Keeping An Eye On Your Tires

Although there can be exceptions, the general consensus is to have a tire rotation performed every 5,000 to 7,500 miles. This will ensure the life of your tires by facilitating more even tread wear. Uneven tread wear can cause a loss of traction, a concern especially when the weather gets bad. The next time you are by your car, perform a visual inspection. If you spot any deep cracks, scrapes or bulges, especially on the sidewall, consider a replacement. There are other simple checks you can employ between oil changes too, including the popular “coin test.”

“Slip an upside-down quarter between your tire grooves and look at Washington’s head,” Nielsen said. “If you can see all of it, it’s time to start shopping for new tires.”

Other common causes of uneven tire wear are improper inflation and out-of-spec alignment conditions, according to Bridgestone. The tire manufacturer recommends keeping a close eye on these things, especially if you are planning a long trip. As for replacing your actual tires, experts say the more research you can do the better.

“People will give you real world experience rather than hypothetical, perfect scenario results,” Grade said. “That’s why I always advise everyone to look at customer reviews.”

“Most consumers don’t know that the official tire tread wear ratings you find on a tire are almost always provided by the tire manufacturer and not provided or tested by any third party,” Blackman added. “They may or may not be accurate, especially when you get to off-brand or imported tires without a reputation.”
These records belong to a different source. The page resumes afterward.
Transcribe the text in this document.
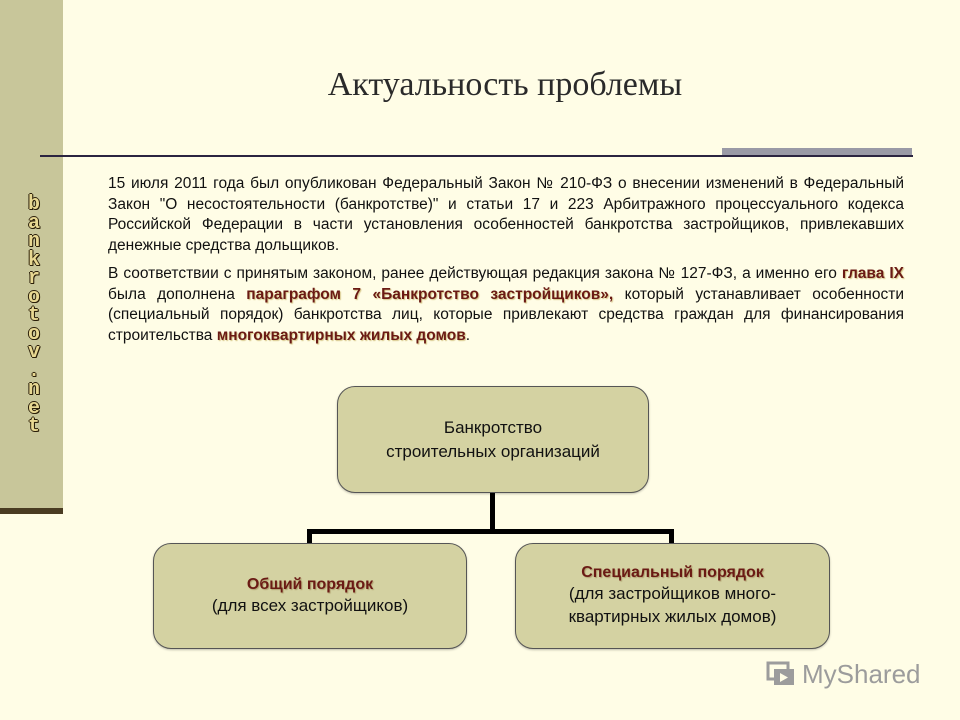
b
a
n
k
r
o
t
o
v
.
n
e
t
Актуальность проблемы

15 июля 2011 года был опубликован Федеральный Закон № 210-ФЗ о внесении изменений в Федеральный Закон "О несостоятельности (банкротстве)" и статьи 17 и 223 Арбитражного процессуального кодекса Российской Федерации в части установления особенностей банкротства застройщиков, привлекавших денежные средства дольщиков.

В соответствии с принятым законом, ранее действующая редакция закона № 127-ФЗ, а именно его глава IX была дополнена параграфом 7 «Банкротство застройщиков», который устанавливает особенности (специальный порядок) банкротства лиц, которые привлекают средства граждан для финансирования строительства многоквартирных жилых домов.

Банкротство
строительных организаций
Общий порядок
(для всех застройщиков)
Специальный порядок
(для застройщиков много-
квартирных жилых домов)
MyShared
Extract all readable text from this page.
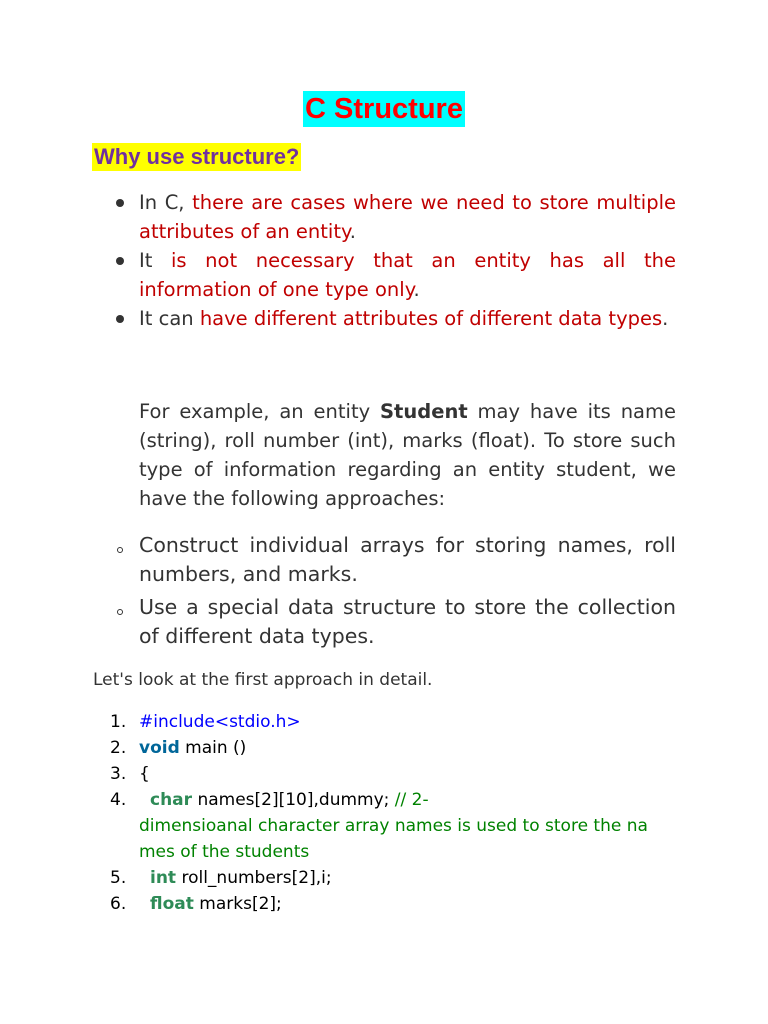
C Structure
Why use structure?
In C, there are cases where we need to store multiple attributes of an entity.
It is not necessary that an entity has all the information of one type only.
It can have different attributes of different data types.
For example, an entity Student may have its name (string), roll number (int), marks (float). To store such type of information regarding an entity student, we have the following approaches:
Construct individual arrays for storing names, roll numbers, and marks.
Use a special data structure to store the collection of different data types.
Let's look at the first approach in detail.
1. #include<stdio.h>
2. void main ()
3. {
4. char names[2][10],dummy; // 2-
dimensioanal character array names is used to store the na
mes of the students
5. int roll_numbers[2],i;
6. float marks[2];
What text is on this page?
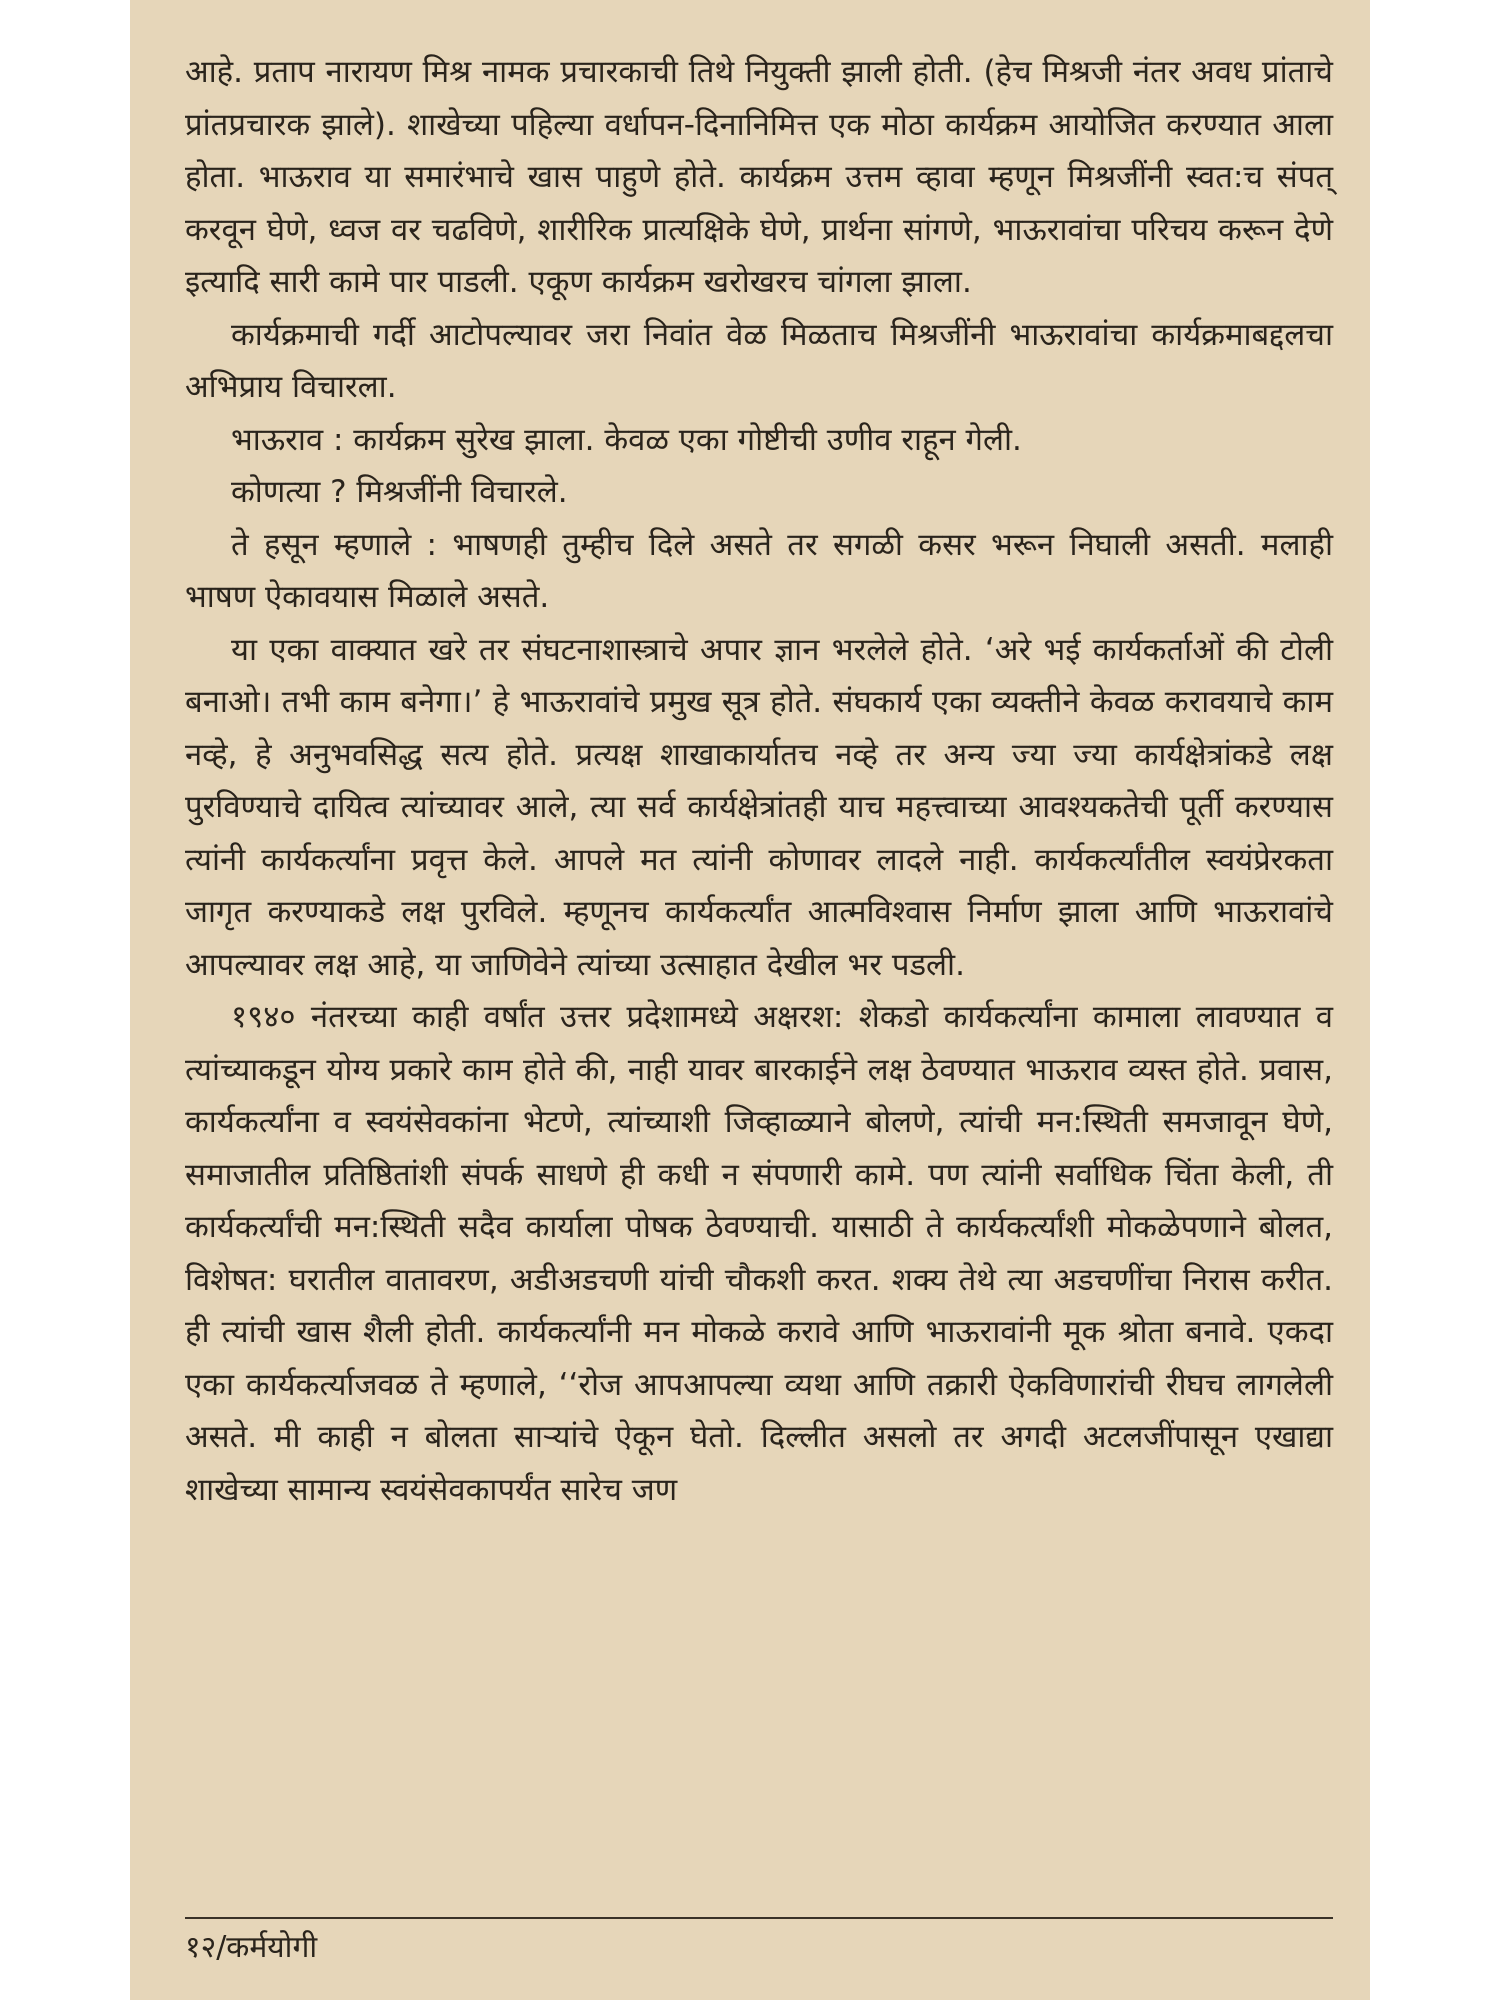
आहे. प्रताप नारायण मिश्र नामक प्रचारकाची तिथे नियुक्ती झाली होती. (हेच मिश्रजी नंतर अवध प्रांताचे प्रांतप्रचारक झाले). शाखेच्या पहिल्या वर्धापन-दिनानिमित्त एक मोठा कार्यक्रम आयोजित करण्यात आला होता. भाऊराव या समारंभाचे खास पाहुणे होते. कार्यक्रम उत्तम व्हावा म्हणून मिश्रजींनी स्वत:च संपत् करवून घेणे, ध्वज वर चढविणे, शारीरिक प्रात्यक्षिके घेणे, प्रार्थना सांगणे, भाऊरावांचा परिचय करून देणे इत्यादि सारी कामे पार पाडली. एकूण कार्यक्रम खरोखरच चांगला झाला.

कार्यक्रमाची गर्दी आटोपल्यावर जरा निवांत वेळ मिळताच मिश्रजींनी भाऊरावांचा कार्यक्रमाबद्दलचा अभिप्राय विचारला.

भाऊराव : कार्यक्रम सुरेख झाला. केवळ एका गोष्टीची उणीव राहून गेली.

कोणत्या ? मिश्रजींनी विचारले.

ते हसून म्हणाले : भाषणही तुम्हीच दिले असते तर सगळी कसर भरून निघाली असती. मलाही भाषण ऐकावयास मिळाले असते.

या एका वाक्यात खरे तर संघटनाशास्त्राचे अपार ज्ञान भरलेले होते. ‘अरे भई कार्यकर्ताओं की टोली बनाओ। तभी काम बनेगा।’ हे भाऊरावांचे प्रमुख सूत्र होते. संघकार्य एका व्यक्तीने केवळ करावयाचे काम नव्हे, हे अनुभवसिद्ध सत्य होते. प्रत्यक्ष शाखाकार्यातच नव्हे तर अन्य ज्या ज्या कार्यक्षेत्रांकडे लक्ष पुरविण्याचे दायित्व त्यांच्यावर आले, त्या सर्व कार्यक्षेत्रांतही याच महत्त्वाच्या आवश्यकतेची पूर्ती करण्यास त्यांनी कार्यकर्त्यांना प्रवृत्त केले. आपले मत त्यांनी कोणावर लादले नाही. कार्यकर्त्यांतील स्वयंप्रेरकता जागृत करण्याकडे लक्ष पुरविले. म्हणूनच कार्यकर्त्यांत आत्मविश्वास निर्माण झाला आणि भाऊरावांचे आपल्यावर लक्ष आहे, या जाणिवेने त्यांच्या उत्साहात देखील भर पडली.

१९४० नंतरच्या काही वर्षांत उत्तर प्रदेशामध्ये अक्षरश: शेकडो कार्यकर्त्यांना कामाला लावण्यात व त्यांच्याकडून योग्य प्रकारे काम होते की, नाही यावर बारकाईने लक्ष ठेवण्यात भाऊराव व्यस्त होते. प्रवास, कार्यकर्त्यांना व स्वयंसेवकांना भेटणे, त्यांच्याशी जिव्हाळ्याने बोलणे, त्यांची मन:स्थिती समजावून घेणे, समाजातील प्रतिष्ठितांशी संपर्क साधणे ही कधी न संपणारी कामे. पण त्यांनी सर्वाधिक चिंता केली, ती कार्यकर्त्यांची मन:स्थिती सदैव कार्याला पोषक ठेवण्याची. यासाठी ते कार्यकर्त्यांशी मोकळेपणाने बोलत, विशेषत: घरातील वातावरण, अडीअडचणी यांची चौकशी करत. शक्य तेथे त्या अडचणींचा निरास करीत. ही त्यांची खास शैली होती. कार्यकर्त्यांनी मन मोकळे करावे आणि भाऊरावांनी मूक श्रोता बनावे. एकदा एका कार्यकर्त्याजवळ ते म्हणाले, ‘‘रोज आपआपल्या व्यथा आणि तक्रारी ऐकविणारांची रीघच लागलेली असते. मी काही न बोलता साऱ्यांचे ऐकून घेतो. दिल्लीत असलो तर अगदी अटलजींपासून एखाद्या शाखेच्या सामान्य स्वयंसेवकापर्यंत सारेच जण

१२/कर्मयोगी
Graphic courtesy of the Car Care Council.

Related: Buy a new car or fix your current one? Here is some practical advice.

Putting It All Together

Make it a point to schedule your vehicle for a checkup during National Car Care Awareness Month. And when in doubt, try not to overthink it too much. Just like going to the doctor for an annual physical, think of your car in a similar way.

“The most common maintenance procedures to keep a car operating safely and reliably, while maintaining its long-term value, include checking the oil, filters, and fluids; the belts and hoses, brakes, tires, and air conditioning,” White said. “And a thorough annual vehicle inspection is always recommended.”